CIRO DÍAZ NARRA EL PARTIDO DE SU VIDA

CIRO DÍAZ NARRA EL PARTIDO DE SU VIDA

Está temblando, está temblando , fueron las últimas palabras que el periodista Ciro Díaz Urrego dijo al aire antes de salir despavorido de la emisora en la que a la 1:15 de la tarde del 25 de enero de 1999 realizaba su programa deportivo.

19 de mayo 2004 , 12:00 a.m.

"Está temblando, está temblando", fueron las últimas palabras que el periodista Ciro Díaz Urrego dijo al aire antes de salir despavorido de la emisora en la que a la 1:15 de la tarde del 25 de enero de 1999 realizaba su programa deportivo.

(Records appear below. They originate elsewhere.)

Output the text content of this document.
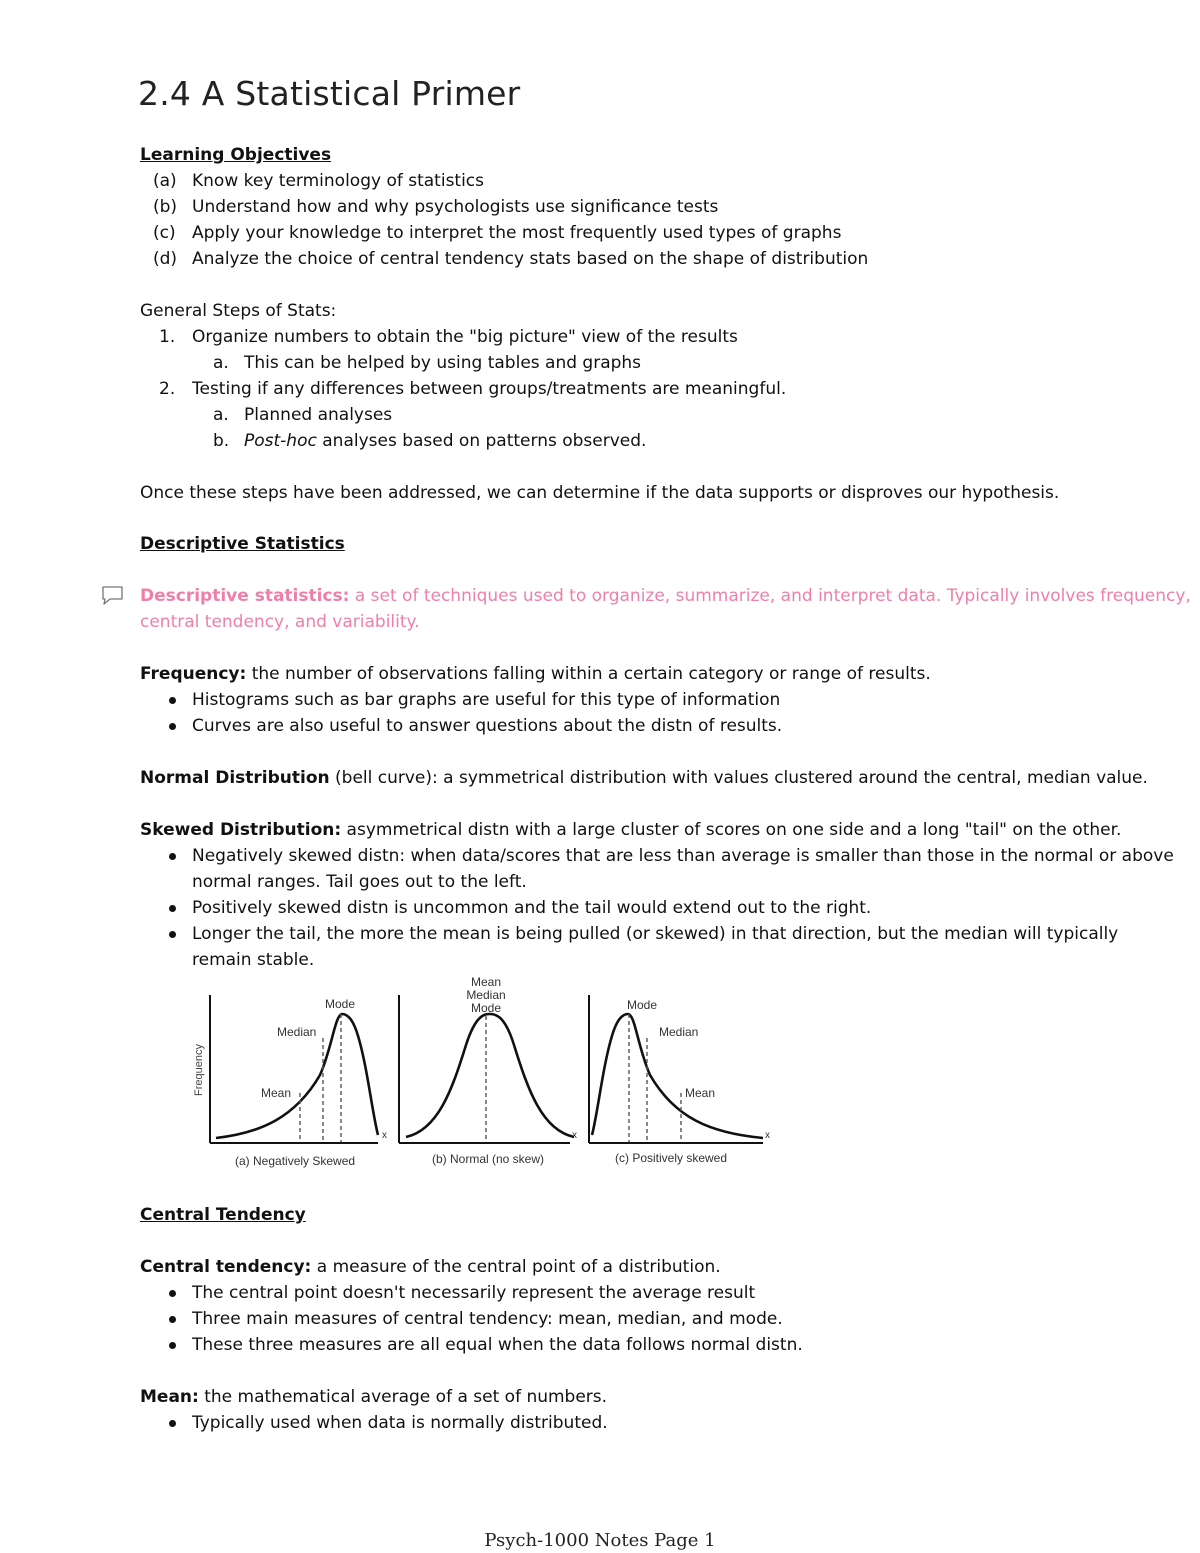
2.4 A Statistical Primer
Learning Objectives
(a) Know key terminology of statistics
(b) Understand how and why psychologists use significance tests
(c) Apply your knowledge to interpret the most frequently used types of graphs
(d) Analyze the choice of central tendency stats based on the shape of distribution
General Steps of Stats:
1. Organize numbers to obtain the "big picture" view of the results
a. This can be helped by using tables and graphs
2. Testing if any differences between groups/treatments are meaningful.
a. Planned analyses
b. Post-hoc analyses based on patterns observed.
Once these steps have been addressed, we can determine if the data supports or disproves our hypothesis.
Descriptive Statistics
Descriptive statistics: a set of techniques used to organize, summarize, and interpret data. Typically involves frequency,
central tendency, and variability.
Frequency: the number of observations falling within a certain category or range of results.
Histograms such as bar graphs are useful for this type of information
Curves are also useful to answer questions about the distn of results.
Normal Distribution (bell curve): a symmetrical distribution with values clustered around the central, median value.
Skewed Distribution: asymmetrical distn with a large cluster of scores on one side and a long "tail" on the other.
Negatively skewed distn: when data/scores that are less than average is smaller than those in the normal or above
normal ranges. Tail goes out to the left.
Positively skewed distn is uncommon and the tail would extend out to the right.
Longer the tail, the more the mean is being pulled (or skewed) in that direction, but the median will typically
remain stable.
Frequency
x
Mode
Median
Mean
(a) Negatively Skewed
x
Mean
Median
Mode
(b) Normal (no skew)
x
Mode
Median
Mean
(c) Positively skewed
Central Tendency
Central tendency: a measure of the central point of a distribution.
The central point doesn't necessarily represent the average result
Three main measures of central tendency: mean, median, and mode.
These three measures are all equal when the data follows normal distn.
Mean: the mathematical average of a set of numbers.
Typically used when data is normally distributed.
Psych-1000 Notes Page 1
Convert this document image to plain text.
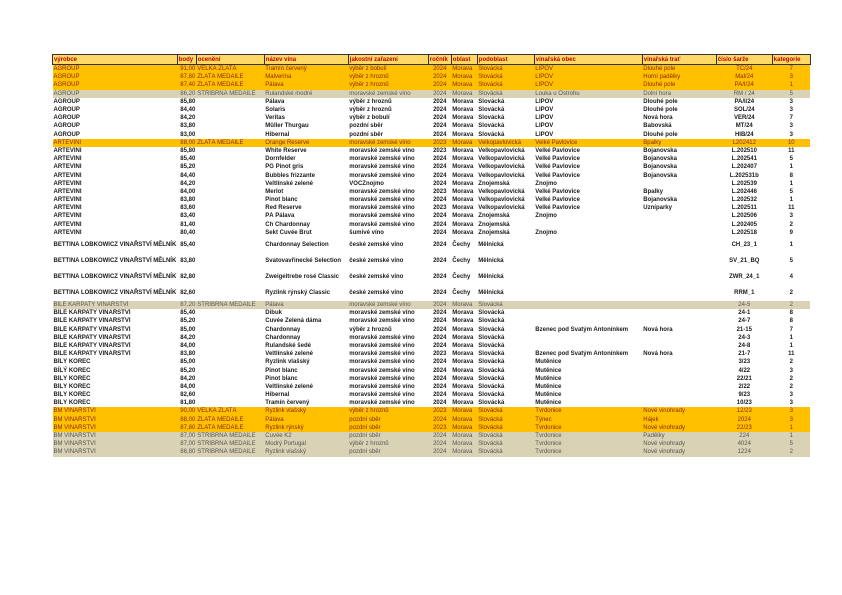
výrobce	body	ocenění	název vína	jakostní zařazení	ročník	oblast	podoblast	vinařská obec	vinařská trať	číslo šarže	kategorie
AGROUP	91,00	VELKÁ ZLATÁ	Tramín červený	výběr z bobulí	2024	Morava	Slovácká	LIPOV	Dlouhé pole	TČ/24	7
AGROUP	87,80	ZLATÁ MEDAILE	Malverina	výběr z hroznů	2024	Morava	Slovácká	LIPOV	Horní padělky	Mal/24	3
AGROUP	87,40	ZLATÁ MEDAILE	Pálava	výběr z hroznů	2024	Morava	Slovácká	LIPOV	Dlouhé pole	PA/I/24	1
AGROUP	86,20	STŘÍBRNÁ MEDAILE	Rulandské modré	moravské zemské víno	2024	Morava	Slovácká	Louka u Ostrohu	Dolní hora	RM / 24	5
AGROUP	85,80		Pálava	výběr z hroznů	2024	Morava	Slovácká	LIPOV	Dlouhé pole	PA/I/24	3
AGROUP	84,40		Solaris	výběr z hroznů	2024	Morava	Slovácká	LIPOV	Dlouhé pole	SOL/24	3
AGROUP	84,20		Veritas	výběr z bobulí	2024	Morava	Slovácká	LIPOV	Nová hora	VER/24	7
AGROUP	83,80		Müller Thurgau	pozdní sběr	2024	Morava	Slovácká	LIPOV	Babovská	MT/24	3
AGROUP	83,00		Hibernal	pozdní sběr	2024	Morava	Slovácká	LIPOV	Dlouhé pole	HIB/24	3
ARTEVINI	88,00	ZLATÁ MEDAILE	Orange Reserve	moravské zemské víno	2023	Morava	Velkopavlovická	Velké Pavlovice	Bpalky	L202412	10
ARTEVINI	85,80		White Reserve	moravské zemské víno	2023	Morava	Velkopavlovická	Velké Pavlovice	Bojanovska	L.202510	11
ARTEVINI	85,40		Dornfelder	moravské zemské víno	2024	Morava	Velkopavlovická	Velké Pavlovice	Bojanovska	L.202541	5
ARTEVINI	85,20		PG Pinot gris	moravské zemské víno	2024	Morava	Velkopavlovická	Velké Pavlovice	Bojanovska	L.202407	1
ARTEVINI	84,40		Bubbles frizzante	moravské zemské víno	2024	Morava	Velkopavlovická	Velké Pavlovice	Bojanovska	L.202531b	8
ARTEVINI	84,20		Veltlínské zelené	VOCZnojmo	2024	Morava	Znojemská	Znojmo		L.202539	1
ARTEVINI	84,00		Merlot	moravské zemské víno	2023	Morava	Velkopavlovická	Velké Pavlovice	Bpalky	L.202446	5
ARTEVINI	83,80		Pinot blanc	moravské zemské víno	2024	Morava	Velkopavlovická	Velké Pavlovice	Bojanovska	L.202532	1
ARTEVINI	83,60		Red Reserve	moravské zemské víno	2023	Morava	Velkopavlovická	Velké Pavlovice	Úzníparky	L.202511	11
ARTEVINI	83,40		PÁ Pálava	moravské zemské víno	2024	Morava	Znojemská	Znojmo		L.202506	3
ARTEVINI	81,40		Ch Chardonnay	moravské zemské víno	2024	Morava	Znojemská			L.202405	2
ARTEVINI	80,40		Sekt Cuvée Brut	šumivé víno	2024	Morava	Znojemská	Znojmo		L.202518	9
BETTINA LOBKOWICZ VINAŘSTVÍ MĚLNÍK	85,40		Chardonnay Selection	české zemské víno	2024	Čechy	Mělnická			CH_23_1	1
BETTINA LOBKOWICZ VINAŘSTVÍ MĚLNÍK	83,80		Svatovavřinecké Selection	české zemské víno	2024	Čechy	Mělnická			SV_21_BQ	5
BETTINA LOBKOWICZ VINAŘSTVÍ MĚLNÍK	82,80		Zweigeltrebe rosé Classic	české zemské víno	2024	Čechy	Mělnická			ZWR_24_1	4
BETTINA LOBKOWICZ VINAŘSTVÍ MĚLNÍK	82,60		Ryzlink rýnský Classic	české zemské víno	2024	Čechy	Mělnická			RRM_1	2
BÍLÉ KARPATY VINAŘSTVÍ	87,20	STŘÍBRNÁ MEDAILE	Pálava	moravské zemské víno	2024	Morava	Slovácká			24-5	2
BÍLÉ KARPATY VINAŘSTVÍ	85,40		Dibuk	moravské zemské víno	2024	Morava	Slovácká			24-1	8
BÍLÉ KARPATY VINAŘSTVÍ	85,20		Cuvée Zelená dáma	moravské zemské víno	2024	Morava	Slovácká			24-7	8
BÍLÉ KARPATY VINAŘSTVÍ	85,00		Chardonnay	výběr z hroznů	2024	Morava	Slovácká	Bzenec pod Svatým Antonínkem	Nová hora	21-15	7
BÍLÉ KARPATY VINAŘSTVÍ	84,20		Chardonnay	moravské zemské víno	2024	Morava	Slovácká			24-3	1
BÍLÉ KARPATY VINAŘSTVÍ	84,00		Rulandské šedé	moravské zemské víno	2024	Morava	Slovácká			24-8	1
BÍLÉ KARPATY VINAŘSTVÍ	83,80		Veltlínské zelené	moravské zemské víno	2023	Morava	Slovácká	Bzenec pod Svatým Antonínkem	Nová hora	21-7	11
BÍLÝ KOREC	85,00		Ryzlink vlašský	moravské zemské víno	2024	Morava	Slovácká	Mutěnice		3/23	2
BÍLÝ KOREC	85,20		Pinot blanc	moravské zemské víno	2024	Morava	Slovácká	Mutěnice		4/22	3
BÍLÝ KOREC	84,20		Pinot blanc	moravské zemské víno	2024	Morava	Slovácká	Mutěnice		22/21	2
BÍLÝ KOREC	84,00		Veltlínské zelené	moravské zemské víno	2024	Morava	Slovácká	Mutěnice		2/22	2
BÍLÝ KOREC	82,60		Hibernal	moravské zemské víno	2024	Morava	Slovácká	Mutěnice		9/23	3
BÍLÝ KOREC	81,80		Tramín červený	moravské zemské víno	2024	Morava	Slovácká	Mutěnice		10/23	3
BM VINAŘSTVÍ	90,00	VELKÁ ZLATÁ	Ryzlink vlašský	výběr z hroznů	2023	Morava	Slovácká	Tvrdonice	Nové vinohrady	12/23	3
BM VINAŘSTVÍ	88,00	ZLATÁ MEDAILE	Pálava	pozdní sběr	2024	Morava	Slovácká	Týnec	Hájek	2024	3
BM VINAŘSTVÍ	87,80	ZLATÁ MEDAILE	Ryzlink rýnský	pozdní sběr	2023	Morava	Slovácká	Tvrdonice	Nové vinohrady	22/23	1
BM VINAŘSTVÍ	87,00	STŘÍBRNÁ MEDAILE	Cuvée K2	pozdní sběr	2024	Morava	Slovácká	Tvrdonice	Padělky	224	1
BM VINAŘSTVÍ	87,00	STŘÍBRNÁ MEDAILE	Modrý Portugal	výběr z hroznů	2024	Morava	Slovácká	Tvrdonice	Nové vinohrady	4024	5
BM VINAŘSTVÍ	86,80	STŘÍBRNÁ MEDAILE	Ryzlink vlašský	pozdní sběr	2024	Morava	Slovácká	Tvrdonice	Nové vinohrady	1224	2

Mientras Díaz huía de la muerte y se convertía en el primer periodista en narrar al mundo la devastación del movimiento telúrico, 1.148 personas del eje cafetero fallecían bajo los escombros.

En el momento del terremoto, el áinformador entrevistaba por teléfono a dos jugadores argentinos, quienes murieron tras caerse el hotel donde se hospedaban.

Cinco años después, Díaz Urrego, uno de los periodistas deportivos más reconocidos del país, lucha contra un cáncer cerebral que lo alejó hace ocho meses de los micrófonos.

En sus 27 años de profesión, ha estado en tres mundiales de fútbol y cinco Copas América.

Con unos kilos menos, dificultadesámotrices para desplazarse por sus propios medios pero conservando aún la fluidez que lo llevó a estar al lado de periodistas como Hernán Peláez, Iván Mejía, Carlos Antonio Vélez, Alfredo Castro, Benjamín Cuello y Jaime Ortiz Alvear, el cucuteño de 48 años se aferra a la vida con el apoyo de sus cuatro hijos y su esposa, Socorro.

Díaz, quien trabajó en las principales cadenas deportivas en Cúcuta, Bogotá, Santa Marta, Medellín, Cali, Europa, Armenia y Bucaramanga, donde lleva viviendo tres años, no se le despega su esposa, también cucuteña, quien se convirtió en su principal soporte para afrontar la enfermedad, que hoy, en ocasiones, lo sume en profundas lagunas mentales.

Aunque sus picantes comentarios y su aguda voz no se escuchan desde el año pasado, Díaz no para de soñar con la profesión que lo llevó a conocer a medio mundo y a futbolistas como Leonel Alvarez, quien le obsequió la camiseta con la que jugó en Estados Unidos el Mundial de 1994. "Si no fuimos campeones con ese equipo, veo difícil que lo seamos con otro", es su sentencia.